A la rentrée, le bureau du patron sera vide. Covid-19 et télétravail auront peut-être fini par le supprimer. Dans le monde d’avant, on montait dans la hiérarchie en même temps que dans les étages. Le bureau du boss était tout en haut, doté d’une vue panoramique. On montait dans l’ascenseur en frémissant d’espoir ou d’angoisse. Quand on reviendra, peut-être que l’étage tout entier aura été transformé en salles de réunion. Il n’y aura personne. Les salariés ne sauront peut-être même pas où se trouve la direction.

« Le bureau de président à quatre portes et cerbères pour arriver jusqu’à lui est en train de disparaître. » Jean-Michel Wilmotte, architecte

Avant la crise due au Covid-19, déjà, on sentait que ça ne se faisait plus trop, le bon vieux bureau du patron. Déjà un peu passé de mode. Essayer d’impressionner son interlocuteur avec le mobilier le plus imposant possible, ça ressemblait un peu à poser en photo devant sa voiture sur un site de rencontres : une faute de goût.

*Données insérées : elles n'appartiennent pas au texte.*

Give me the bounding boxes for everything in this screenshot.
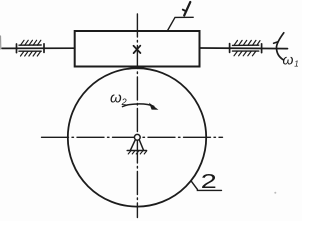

Cubed (Doubleday, 2014, non traduit), merveilleux ouvrage de l’Américain Nikil Saval consacré à l’histoire du bureau, raconte très bien comment ce lieu où chacun trouve naturel de passer ses journées est devenu un distributeur de statut social depuis le début du XIXe siècle : plus les emplois des cols blancs et les organigrammes se sont étoffés, plus il a fallu trouver des signes extérieurs d’identification de niveaux hiérarchiques pour des salariés habillés à peu près pareil et donc physiquement interchangeables. En France, des entreprises comme la Française des jeux disposaient encore récemment de grilles recensant le nombre de mètres carrés, fenêtres et tailles de bureau des salariés de l’entreprise.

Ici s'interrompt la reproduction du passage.